HAKI Para Leluhur Mataram, Adalah “Hak Atas Rasa Keadilan” yang Harus Dijamin (seri 3 – habis)

  • Post author:
  • Post published:September 4, 2025
  • Post category:Budaya
  • Reading time:4 mins read
You are currently viewing HAKI Para Leluhur Mataram, Adalah “Hak Atas Rasa Keadilan” yang Harus Dijamin (seri 3 – habis)
GUSTI MOENG "MENGGUGAT" : Dalam penjelasannya sebagai narasumber seminar/sarasehan pencatatan tari "Srimpi Lobong" tang digelar di Sasana Handrawina, beberapa waktu lalu, Gusti Moeng sedikit "menggugat" publik secara luas termasuk pemerintah. Dia mempertanyakan bagaimana nasib HAKI lembaga kraton?. (foto : iMNews.id/Won Poerwono)

Perlu Kata Pengantar yang Menyebut Asal-usulnya, Sebagai “Etika Berkesenian”

IMNEWS.ID – BERKESENIAN atau mwencurahkan ekspresi dalam sebuah kesenian yang dipentaskan untuk berbagai keperluan khususnya di depan publik, akan sangat bermartabat dan terhormat bila memberi kata pengantar yang menyebut “asal-mula” karya yang disajikan. Apalagi, jika menggunakan karya orang lain atau karya gubahan pribadi yang berbasis karya orang lain (Budaya Jawa), misal lembaga Kraton Mataram Surakarta.

Cara-cara “berkesenian” demikian, justru akan mendatangkan penghargaan yang proporsional baik unsur pribadi maupun unsur karyanya. Cara-cara beretika dalam berkesenian seperti itu, akan lebih rasional proses “kekaryaannya” sampai tersaji di atas panggung. Dibanding, hanya asal tampil tanpa tahu asal-usul, batasan-batasan etika dan estetikanya, lebih mengedepankan “popularitas dan komersialitas”.

PROFESIONALITAS SENIMAN : Di berbagai kesempatan penyajian seni budaya khas Kraton Mataram Surakarta, Gusti Moeng selalu mencontohnkan bagaimana cara berkesenian yang menjunjung tinggi profesionalitas seniman yang bermartabat. Menguasai bidangnya dan menghormati “hak orang lain”. (foto : iMNews.id/Won Poerwono)
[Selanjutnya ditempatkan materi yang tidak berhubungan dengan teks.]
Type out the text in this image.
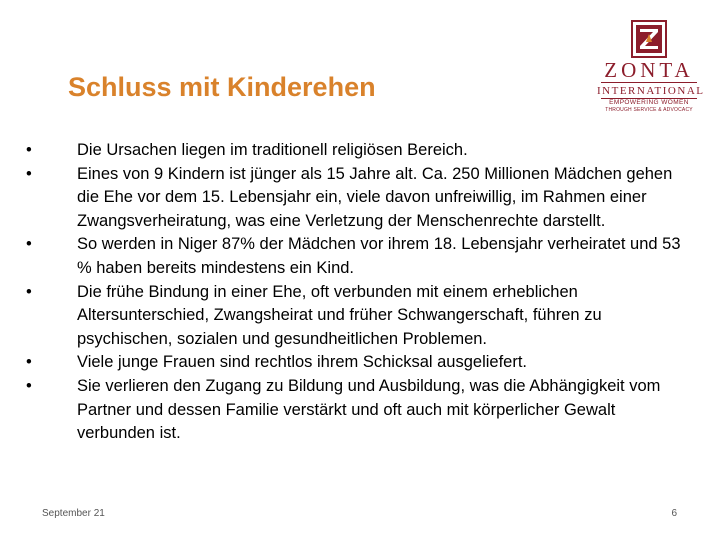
Schluss mit Kinderehen
ZONTA
INTERNATIONAL
EMPOWERING WOMEN
THROUGH SERVICE & ADVOCACY
•	Die Ursachen liegen im traditionell religiösen Bereich.
•	Eines von 9 Kindern ist jünger als 15 Jahre alt. Ca. 250 Millionen Mädchen gehen die Ehe vor dem 15. Lebensjahr ein, viele davon unfreiwillig, im Rahmen einer Zwangsverheiratung, was eine Verletzung der Menschenrechte darstellt.
•	So werden in Niger 87% der Mädchen vor ihrem 18. Lebensjahr verheiratet und 53 % haben bereits mindestens ein Kind.
•	Die frühe Bindung in einer Ehe, oft verbunden mit einem erheblichen Altersunterschied, Zwangsheirat und früher Schwangerschaft, führen zu psychischen, sozialen und gesundheitlichen Problemen.
•	Viele junge Frauen sind rechtlos ihrem Schicksal ausgeliefert.
•	Sie verlieren den Zugang zu Bildung und Ausbildung, was die Abhängigkeit vom Partner und dessen Familie verstärkt und oft auch mit körperlicher Gewalt verbunden ist.
September 21	6
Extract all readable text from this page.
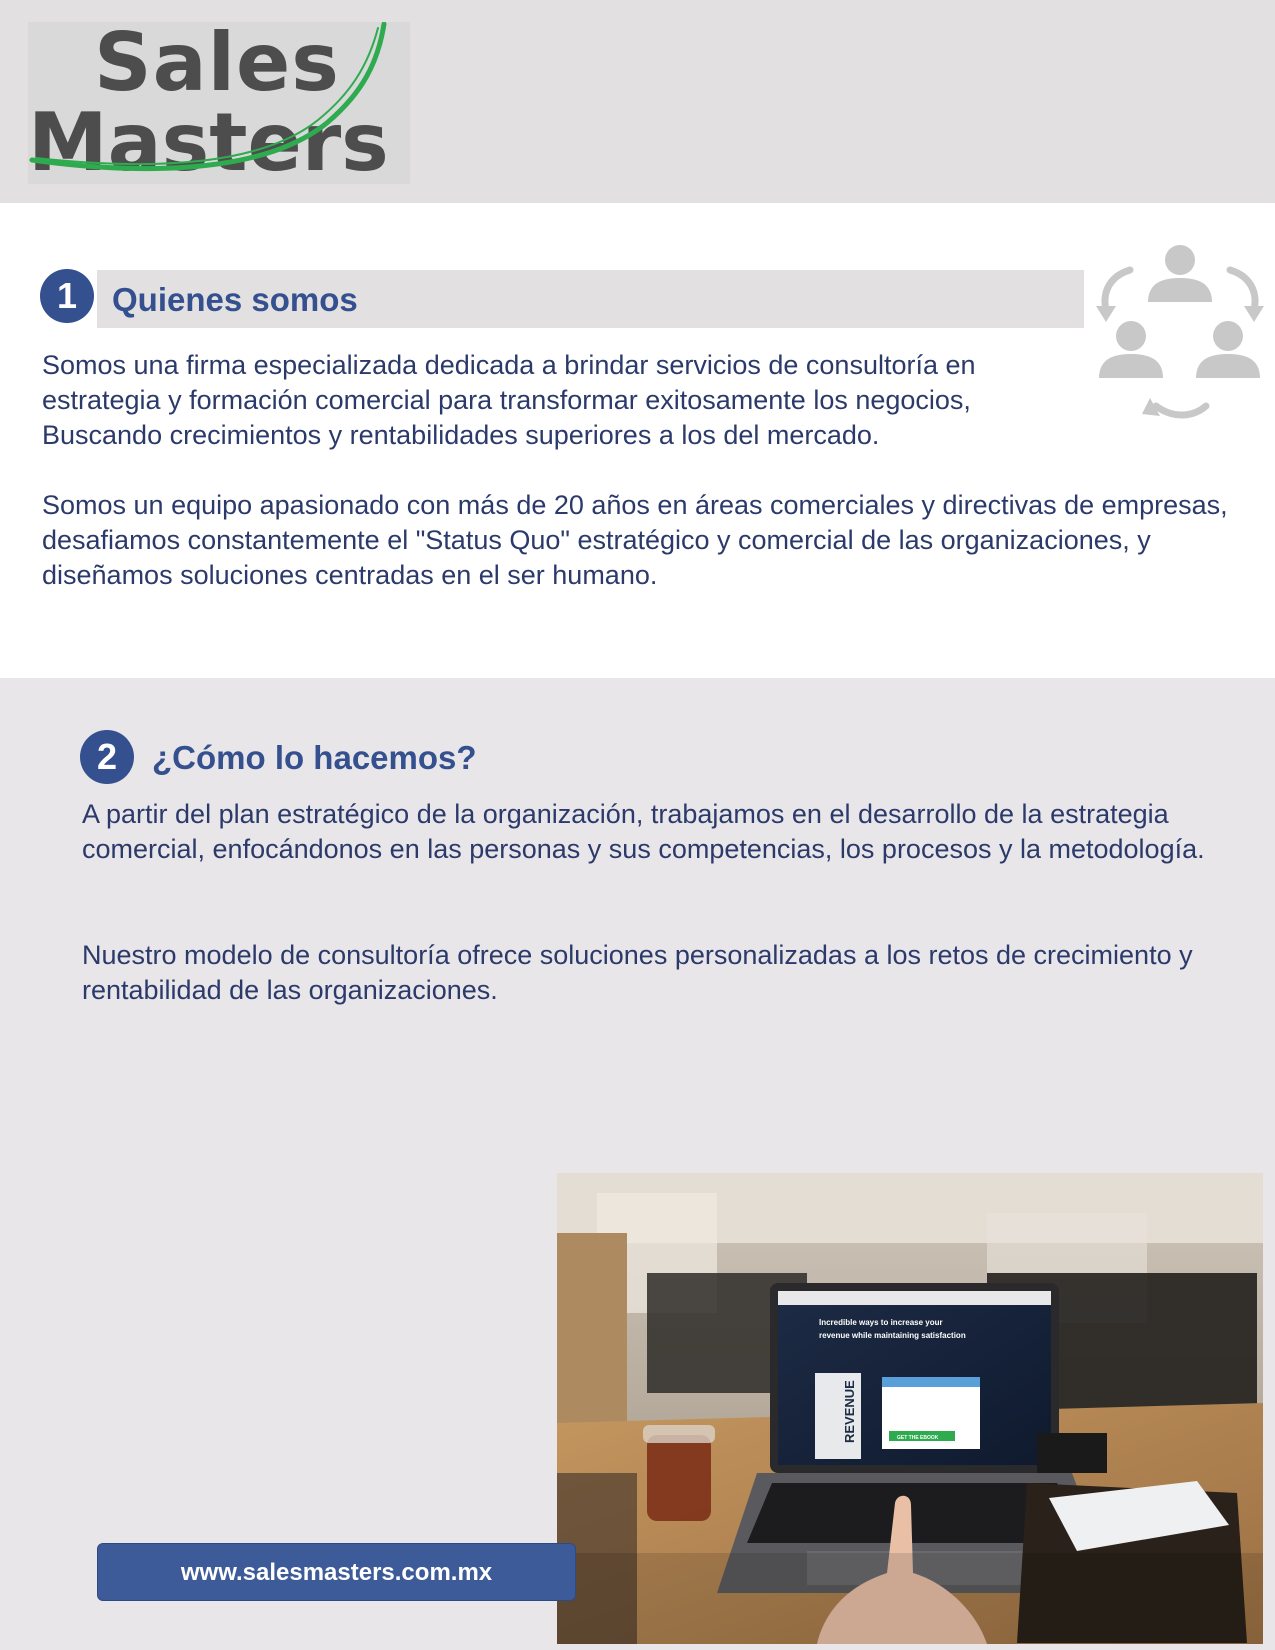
Sales
Masters
1	Quienes somos
Somos una firma especializada dedicada a brindar servicios de consultoría en estrategia y formación comercial para transformar exitosamente los negocios, Buscando crecimientos y rentabilidades superiores a los del mercado.
Somos un equipo apasionado con más de 20 años en áreas comerciales y directivas de empresas, desafiamos constantemente el "Status Quo" estratégico y comercial de las organizaciones, y diseñamos soluciones centradas en el ser humano.
2	¿Cómo lo hacemos?
A partir del plan estratégico de la organización, trabajamos en el desarrollo de la estrategia comercial, enfocándonos en las personas y sus competencias, los procesos y la metodología.
Nuestro modelo de consultoría ofrece soluciones personalizadas a los retos de crecimiento y rentabilidad de las organizaciones.
Incredible ways to increase your
revenue while maintaining satisfaction
REVENUE	GET THE EBOOK
www.salesmasters.com.mx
Cara-cara berkesenian seperti ini adalah potret aktivitas berkesenian dan potret berkesenian di era republik, terlebih ketika kesenian tradisional menjadi “komoditas” industri seni budaya. Situasi dan kondisinya menjadi lebih parah ketika memasuki teknologi informasi digital di dunia maya. Karena ikut mengacak-acak dan mengacaukan eksisteni budaya (Jawa), karya seni/budaya dan status/posisi haknya.

Di antara tiga variabel itu, ada variabel “pemanfaatan/penggunaan” yang semakin membuat rumit status dan posisi hak atas sebuah karya seni/budaya dan eksistensi budaya. Karena, di balik itu semua ada sumber yang berbasis produk lembaga “zaman” atau otoritas kekuasaan atau pemerintah. Karena, karya seni yang berbasis budaya produk lembaga “zaman”, gampang dikenali ciri-ciri bakunya, misalnya makna filosofi.

MENGAJARKAN PROFESIONALITAS : Menampilkan para seniman Sanggar Pawiyatan Beksa Kraton Mataram Surakarta dalam berbagai kesempatan seperti latihan, adalah bagian dari profesionalitas Gusti Moeng mengajarkan cara-cara berkesenian yang bermartabat. Cirinya, selalu menghormati eksistensi dan hak orang lain. (foto : iMNews.id/Won Poerwono)

Ketika dunia maya dipenuhi informasi berkonten karya seni dari berbagai aplikasi produk media mainstream pada abad global ini, lembaga masyarakat tradisi atau masyarakat adat seperti Kraton Mataram Surakarta menjadi pihak paling dirugikan. Sudah “dilucuti” kedaulatan politik, wilayah adimninstratif, kedaulatan ekonomi, dirusak kedaulatan adatnya, kini masih dirampas kedaulatan seni budayanya.

Hak Atas Kekayaan Intelektual (HAKI) lembaga Kraton Mataram Surakarta, tetap menjadi pemilik hak atas semua produk seni Budaya Jawa, meskipun di situ tidak ada petunjuk figur pribadi penciptanya (Hak Cipta). Dalam beberapa karya seni produk Budaya Jawa, tetap melekat HAKI lembaganya walau karya itu diberi label “NN” (no name), yang wajib disebut bagi siapapun yang “memanfaatkanyya”.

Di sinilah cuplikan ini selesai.